The mitotic type of cell cycles proceed after meiosis I in Mos-deficient 1-MeAde-treated unfertilized starfish oocytes. (A) Abortive spindle formation at a stage corresponding to metaII in Mos-deficient oocytes. After 1-MeAde addition to oocytes that had been injected with either antisense or sense mos, a spindle was frequently detectable at metaI with antitubulin staining but thereafter could not be detected, and condensed chromosomes were located in the middle of each oocyte. (Insets) Meiotic spindles and condensed chromosomes at higher magnification. White arrow indicates the first polar body. (B) Repeated fluctuation of histone H1 kinase activity after 1-MeAde addition in starfish oocytes injected with antisense mos. (Upper) Autoradiograms (AS, antisense mos; S, sense mos). (Lower) Radioactivity of the excised histone H1 bands (closed squares, antisense mos; open circles, sense mos). (C) Dynamics of cyclins B and A, Cdc25, Tyr phosphorylation in Cdc2 and MAP kinase after 1-MeAde addition in starfish oocytes injected with antisense mos. P-MAPK and P-Cdc2, immunoblots with antiphospho MAP kinase and antiphospho-Tyr-15 of Cdc2, respectively. (D) DNA replication occurs when histone H1 kinase activity drops to minimal levels after 1-MeAde addition to starfish oocytes injected with antisense mos. BrdUrd incorporation by pulse labeling for 30 min indicated below each panel was detectable rarely immediately after meiosis I (see also Fig. 4A) and always thereafter in antisense mos-injected oocytes; in contrast, it was undetectable through 180 min continuous labeling in control sense mos-injected oocytes. Each oocyte was double stained with 4′,6-diamidino-2-phenylindole (DAPI). (E) Several rounds of cleavage in antisense mos-injected, 1-MeAde-treated, unfertilized starfish oocytes. Nuclear divisions and furrowing occurred normally in some blastomeres and abnormally in others within an embryo. Thus, although they were abnormal as a whole, these oocytes developed to the two-cell stage almost invariably and to the blastula stage at 10%. Presence of nucleus is shown by accumulation of FITC-conjugated BSA coupled with nucleoplasmin NLS peptide, which was injected into immature oocytes (Left). (F) Development to 64-cell stage embryo in 1-MeAde- and U0126-treated unfertilized starfish oocytes. Almost all of these embryos developed to bipinnaria larvae, even though abnormal cleavages were partially observed. Note the absence of elevation of the fertilization envelope.

Figure 4

Restoration of meiosis II by Mos in starfish oocytes in which translation of mos is prevented. (A) Formation of two polar bodies along with a female pronucleus after 1-MeAde addition to oocytes that had received the injection of antisense mos (AS) and either GST-Mos or ΔN-STE11. Polar bodies (arrowheads) were detected by DAPI staining. Black arrow indicates the female pronucleus. BrdUrd incorporation was undetectable in female pronuclei of GST-Mos or ΔN-STE11-restored oocytes but could be detected in control oocytes (white arrows). (B) Two limited rounds of H1 kinase activity after 1-MeAde addition to oocytes that had received the injection of antisense mos and the GST-Mos fusion protein.
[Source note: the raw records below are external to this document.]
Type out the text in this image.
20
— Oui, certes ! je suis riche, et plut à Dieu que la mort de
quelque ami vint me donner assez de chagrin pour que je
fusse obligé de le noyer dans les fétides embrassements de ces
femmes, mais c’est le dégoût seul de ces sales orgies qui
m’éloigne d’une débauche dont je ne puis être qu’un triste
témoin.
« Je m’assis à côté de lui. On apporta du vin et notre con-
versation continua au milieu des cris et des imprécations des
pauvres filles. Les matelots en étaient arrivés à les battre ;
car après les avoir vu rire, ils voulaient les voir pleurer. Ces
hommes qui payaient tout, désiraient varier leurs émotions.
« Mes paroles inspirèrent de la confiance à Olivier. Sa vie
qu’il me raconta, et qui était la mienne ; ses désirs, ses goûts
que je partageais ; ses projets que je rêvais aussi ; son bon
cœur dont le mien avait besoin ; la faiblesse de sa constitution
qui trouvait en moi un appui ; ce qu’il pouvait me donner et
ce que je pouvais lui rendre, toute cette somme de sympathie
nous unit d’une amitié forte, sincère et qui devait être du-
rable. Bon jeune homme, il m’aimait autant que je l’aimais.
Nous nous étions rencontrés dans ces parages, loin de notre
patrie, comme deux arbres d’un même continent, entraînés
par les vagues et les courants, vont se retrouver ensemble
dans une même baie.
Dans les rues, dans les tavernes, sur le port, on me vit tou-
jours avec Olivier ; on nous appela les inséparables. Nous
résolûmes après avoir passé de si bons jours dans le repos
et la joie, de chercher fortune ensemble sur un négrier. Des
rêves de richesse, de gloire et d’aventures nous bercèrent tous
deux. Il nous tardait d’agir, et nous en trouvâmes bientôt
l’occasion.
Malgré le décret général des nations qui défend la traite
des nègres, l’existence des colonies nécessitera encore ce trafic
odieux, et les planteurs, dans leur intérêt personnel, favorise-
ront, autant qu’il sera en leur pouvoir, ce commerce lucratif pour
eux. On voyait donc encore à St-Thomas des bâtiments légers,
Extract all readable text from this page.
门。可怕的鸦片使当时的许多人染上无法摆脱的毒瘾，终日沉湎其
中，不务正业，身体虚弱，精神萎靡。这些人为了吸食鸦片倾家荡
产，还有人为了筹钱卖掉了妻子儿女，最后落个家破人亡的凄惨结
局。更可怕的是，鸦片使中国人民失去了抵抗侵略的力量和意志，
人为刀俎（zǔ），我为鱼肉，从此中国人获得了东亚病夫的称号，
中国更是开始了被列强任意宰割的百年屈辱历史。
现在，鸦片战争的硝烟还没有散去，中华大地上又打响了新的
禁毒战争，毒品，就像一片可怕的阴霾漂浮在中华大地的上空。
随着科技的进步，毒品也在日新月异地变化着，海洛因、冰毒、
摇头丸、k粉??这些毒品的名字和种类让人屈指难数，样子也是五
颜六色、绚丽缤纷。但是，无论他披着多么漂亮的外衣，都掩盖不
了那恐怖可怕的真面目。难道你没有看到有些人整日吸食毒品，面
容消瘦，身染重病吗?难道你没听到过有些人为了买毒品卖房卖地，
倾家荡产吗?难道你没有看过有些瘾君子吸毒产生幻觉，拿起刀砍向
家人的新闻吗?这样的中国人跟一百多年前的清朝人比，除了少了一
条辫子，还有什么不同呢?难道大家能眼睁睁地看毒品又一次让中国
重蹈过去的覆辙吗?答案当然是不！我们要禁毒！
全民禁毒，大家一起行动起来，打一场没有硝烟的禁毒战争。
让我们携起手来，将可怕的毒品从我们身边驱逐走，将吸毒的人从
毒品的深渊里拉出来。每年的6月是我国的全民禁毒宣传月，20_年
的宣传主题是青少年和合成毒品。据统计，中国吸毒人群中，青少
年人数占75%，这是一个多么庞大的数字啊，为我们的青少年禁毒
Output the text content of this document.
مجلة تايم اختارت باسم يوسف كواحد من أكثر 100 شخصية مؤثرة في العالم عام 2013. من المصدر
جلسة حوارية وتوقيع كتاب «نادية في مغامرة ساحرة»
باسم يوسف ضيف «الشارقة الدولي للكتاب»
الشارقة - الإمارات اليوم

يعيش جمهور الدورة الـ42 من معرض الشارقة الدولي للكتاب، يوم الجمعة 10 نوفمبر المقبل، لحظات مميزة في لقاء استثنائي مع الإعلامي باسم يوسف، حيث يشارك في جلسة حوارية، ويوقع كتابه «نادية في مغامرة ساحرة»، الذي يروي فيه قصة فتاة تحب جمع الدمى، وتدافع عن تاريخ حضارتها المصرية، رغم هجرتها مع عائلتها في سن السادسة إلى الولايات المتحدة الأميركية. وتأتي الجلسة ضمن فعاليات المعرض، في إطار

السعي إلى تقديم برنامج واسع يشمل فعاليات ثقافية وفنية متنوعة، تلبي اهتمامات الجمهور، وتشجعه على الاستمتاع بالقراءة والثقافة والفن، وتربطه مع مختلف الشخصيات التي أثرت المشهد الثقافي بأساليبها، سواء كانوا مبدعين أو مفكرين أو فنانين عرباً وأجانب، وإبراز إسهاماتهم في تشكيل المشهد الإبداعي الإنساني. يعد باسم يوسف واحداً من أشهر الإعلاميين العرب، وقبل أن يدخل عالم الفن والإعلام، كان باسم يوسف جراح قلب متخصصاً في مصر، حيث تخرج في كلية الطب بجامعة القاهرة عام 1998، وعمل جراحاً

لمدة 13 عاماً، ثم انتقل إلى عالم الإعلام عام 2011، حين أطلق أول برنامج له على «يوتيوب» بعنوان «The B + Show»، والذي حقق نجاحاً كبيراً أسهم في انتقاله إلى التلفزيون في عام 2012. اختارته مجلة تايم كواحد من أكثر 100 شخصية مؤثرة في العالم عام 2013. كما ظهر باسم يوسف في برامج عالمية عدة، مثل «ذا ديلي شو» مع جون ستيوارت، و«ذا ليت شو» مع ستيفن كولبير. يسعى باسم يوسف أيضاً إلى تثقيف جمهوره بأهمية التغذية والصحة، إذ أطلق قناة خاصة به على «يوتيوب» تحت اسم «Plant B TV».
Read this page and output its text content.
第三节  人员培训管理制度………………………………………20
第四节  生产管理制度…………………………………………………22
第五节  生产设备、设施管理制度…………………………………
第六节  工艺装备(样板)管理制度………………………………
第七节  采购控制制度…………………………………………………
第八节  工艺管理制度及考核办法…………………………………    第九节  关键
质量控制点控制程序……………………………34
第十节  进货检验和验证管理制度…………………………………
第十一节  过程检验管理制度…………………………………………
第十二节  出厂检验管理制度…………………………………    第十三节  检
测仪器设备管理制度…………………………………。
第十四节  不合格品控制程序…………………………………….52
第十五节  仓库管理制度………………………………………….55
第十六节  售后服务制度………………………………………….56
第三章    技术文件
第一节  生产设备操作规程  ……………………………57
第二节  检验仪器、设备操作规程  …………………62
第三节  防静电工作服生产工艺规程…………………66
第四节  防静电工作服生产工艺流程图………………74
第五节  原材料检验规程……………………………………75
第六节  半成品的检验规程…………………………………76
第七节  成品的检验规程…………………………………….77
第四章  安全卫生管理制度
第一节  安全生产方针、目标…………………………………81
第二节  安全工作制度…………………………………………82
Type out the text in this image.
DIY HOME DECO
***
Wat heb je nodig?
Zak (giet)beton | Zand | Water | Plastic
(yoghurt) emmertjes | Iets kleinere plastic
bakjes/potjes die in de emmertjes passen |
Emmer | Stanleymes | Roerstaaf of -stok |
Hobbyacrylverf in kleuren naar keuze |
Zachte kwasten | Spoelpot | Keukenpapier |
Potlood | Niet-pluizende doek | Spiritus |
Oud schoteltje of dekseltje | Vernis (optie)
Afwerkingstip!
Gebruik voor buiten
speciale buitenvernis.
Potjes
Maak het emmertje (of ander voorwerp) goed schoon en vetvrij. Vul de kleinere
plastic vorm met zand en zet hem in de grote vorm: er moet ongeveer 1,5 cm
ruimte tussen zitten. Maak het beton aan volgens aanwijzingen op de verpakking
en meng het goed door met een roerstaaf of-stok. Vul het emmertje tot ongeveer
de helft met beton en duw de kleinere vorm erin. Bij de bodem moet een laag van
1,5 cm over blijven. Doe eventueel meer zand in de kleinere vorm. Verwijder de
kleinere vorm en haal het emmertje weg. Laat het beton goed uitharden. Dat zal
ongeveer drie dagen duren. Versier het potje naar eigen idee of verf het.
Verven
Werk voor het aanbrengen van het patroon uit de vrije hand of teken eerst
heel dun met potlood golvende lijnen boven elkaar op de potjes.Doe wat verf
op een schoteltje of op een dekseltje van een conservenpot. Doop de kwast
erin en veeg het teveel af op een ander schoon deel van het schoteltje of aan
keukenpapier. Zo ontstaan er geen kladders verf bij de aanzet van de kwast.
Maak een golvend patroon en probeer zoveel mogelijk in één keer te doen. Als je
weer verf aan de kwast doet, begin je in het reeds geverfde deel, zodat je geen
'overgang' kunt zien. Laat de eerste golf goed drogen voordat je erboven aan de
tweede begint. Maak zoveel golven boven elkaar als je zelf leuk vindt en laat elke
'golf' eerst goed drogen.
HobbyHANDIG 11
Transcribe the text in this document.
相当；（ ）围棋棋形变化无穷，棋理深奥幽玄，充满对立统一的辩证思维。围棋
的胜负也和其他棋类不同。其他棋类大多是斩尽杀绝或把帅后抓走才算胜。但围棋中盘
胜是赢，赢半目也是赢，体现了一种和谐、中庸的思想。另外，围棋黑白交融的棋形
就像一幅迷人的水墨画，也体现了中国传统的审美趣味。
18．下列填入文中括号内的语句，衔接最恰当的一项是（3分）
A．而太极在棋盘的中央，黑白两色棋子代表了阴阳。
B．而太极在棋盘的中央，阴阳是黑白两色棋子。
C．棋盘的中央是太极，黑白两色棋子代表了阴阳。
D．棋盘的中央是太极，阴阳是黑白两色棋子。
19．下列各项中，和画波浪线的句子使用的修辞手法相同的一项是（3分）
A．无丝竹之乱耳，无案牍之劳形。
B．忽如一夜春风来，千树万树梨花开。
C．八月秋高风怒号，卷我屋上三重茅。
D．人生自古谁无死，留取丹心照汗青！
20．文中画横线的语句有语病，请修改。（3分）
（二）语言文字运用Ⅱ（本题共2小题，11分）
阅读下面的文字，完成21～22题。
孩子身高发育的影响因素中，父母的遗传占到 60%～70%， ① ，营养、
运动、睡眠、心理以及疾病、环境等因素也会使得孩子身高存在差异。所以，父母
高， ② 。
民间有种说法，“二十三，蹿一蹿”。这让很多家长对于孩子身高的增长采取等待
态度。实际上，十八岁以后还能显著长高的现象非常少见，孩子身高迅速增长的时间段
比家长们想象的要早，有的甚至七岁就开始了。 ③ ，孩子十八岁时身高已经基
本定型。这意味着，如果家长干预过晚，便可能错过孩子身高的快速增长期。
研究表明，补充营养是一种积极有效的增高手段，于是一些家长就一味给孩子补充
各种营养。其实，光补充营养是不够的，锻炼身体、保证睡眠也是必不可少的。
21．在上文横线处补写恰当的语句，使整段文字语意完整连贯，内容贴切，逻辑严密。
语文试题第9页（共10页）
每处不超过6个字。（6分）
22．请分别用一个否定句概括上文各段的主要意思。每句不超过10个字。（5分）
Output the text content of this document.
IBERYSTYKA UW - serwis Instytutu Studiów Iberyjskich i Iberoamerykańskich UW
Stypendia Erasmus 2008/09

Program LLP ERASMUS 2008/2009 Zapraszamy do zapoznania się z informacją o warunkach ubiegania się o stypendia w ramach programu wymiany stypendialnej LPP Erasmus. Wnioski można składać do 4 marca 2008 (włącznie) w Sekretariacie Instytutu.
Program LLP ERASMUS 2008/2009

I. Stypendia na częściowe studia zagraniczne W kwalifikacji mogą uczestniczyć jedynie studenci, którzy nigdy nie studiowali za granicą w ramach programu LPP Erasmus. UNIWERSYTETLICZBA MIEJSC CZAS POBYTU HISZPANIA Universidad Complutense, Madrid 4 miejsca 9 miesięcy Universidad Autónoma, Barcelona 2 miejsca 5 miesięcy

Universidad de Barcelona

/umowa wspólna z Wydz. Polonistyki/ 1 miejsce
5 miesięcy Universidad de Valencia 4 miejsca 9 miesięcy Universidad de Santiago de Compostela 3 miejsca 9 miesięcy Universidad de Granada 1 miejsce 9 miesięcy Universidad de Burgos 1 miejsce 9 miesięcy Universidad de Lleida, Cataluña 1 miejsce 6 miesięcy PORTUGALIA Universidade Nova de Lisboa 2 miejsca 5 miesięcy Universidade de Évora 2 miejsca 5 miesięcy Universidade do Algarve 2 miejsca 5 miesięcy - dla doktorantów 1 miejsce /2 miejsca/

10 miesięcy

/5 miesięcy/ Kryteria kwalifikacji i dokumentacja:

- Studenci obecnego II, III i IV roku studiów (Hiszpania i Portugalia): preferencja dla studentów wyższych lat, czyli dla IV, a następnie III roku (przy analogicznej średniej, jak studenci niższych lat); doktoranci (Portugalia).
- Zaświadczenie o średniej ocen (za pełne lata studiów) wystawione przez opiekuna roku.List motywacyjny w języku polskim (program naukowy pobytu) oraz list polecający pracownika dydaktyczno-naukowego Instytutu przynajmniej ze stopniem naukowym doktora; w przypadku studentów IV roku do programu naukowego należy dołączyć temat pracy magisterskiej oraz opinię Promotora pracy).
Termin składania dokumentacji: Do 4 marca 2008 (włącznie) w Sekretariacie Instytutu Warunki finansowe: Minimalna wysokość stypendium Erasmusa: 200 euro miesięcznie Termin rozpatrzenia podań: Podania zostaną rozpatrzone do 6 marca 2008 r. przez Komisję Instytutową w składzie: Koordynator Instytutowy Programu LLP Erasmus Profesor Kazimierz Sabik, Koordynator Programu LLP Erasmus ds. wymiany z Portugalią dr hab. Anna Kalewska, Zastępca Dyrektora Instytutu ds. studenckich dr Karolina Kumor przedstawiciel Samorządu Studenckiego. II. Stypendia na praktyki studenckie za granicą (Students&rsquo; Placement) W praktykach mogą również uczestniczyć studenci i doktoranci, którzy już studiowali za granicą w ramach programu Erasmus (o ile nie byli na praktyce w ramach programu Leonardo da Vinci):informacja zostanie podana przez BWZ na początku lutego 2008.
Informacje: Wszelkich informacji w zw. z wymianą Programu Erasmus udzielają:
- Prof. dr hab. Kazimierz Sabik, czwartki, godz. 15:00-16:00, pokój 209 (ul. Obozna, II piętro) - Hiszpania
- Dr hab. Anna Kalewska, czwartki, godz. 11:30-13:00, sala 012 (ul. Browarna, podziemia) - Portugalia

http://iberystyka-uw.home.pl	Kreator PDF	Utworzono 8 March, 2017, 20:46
After 1-MeAde addition, oocytes were recovered at indicated times and processed for measurement of H1 kinase activity (Top and Middle for autoradiogram; Bottom for radioactivity of the excised histone H1 bands; open circles, injection with antisense mos plus GST-Mos; closed squares, injection with antisense mos plus GST) and for Tyr phosphorylation in Cdc2 (Bottom, Insets). In both A and B, control oocytes had been injected with antisense mos (AS) and GST before 1-MeAde addition.

Figure 5

A role of Mos is conserved in vertebrate and invertebrate oocytes. At the end of meiosis I, the competence to undergo the embryonic mitotic cell cycle is already acquired, but Mos forces the embryonic mitotic cycle to undergo meiosis II, thus enabling the reduction of ploidy. Thereafter, Mos remains to restrain the return to the embryonic mitotic cycle, thus preventing parthenogenetic development. Fertilization resets the Mos-dependent detour of the cell cycle, leading to the recovery of the embryonic mitotic cycle. Thus, Mos is a key coordinator of meiotic/mitotic conversion.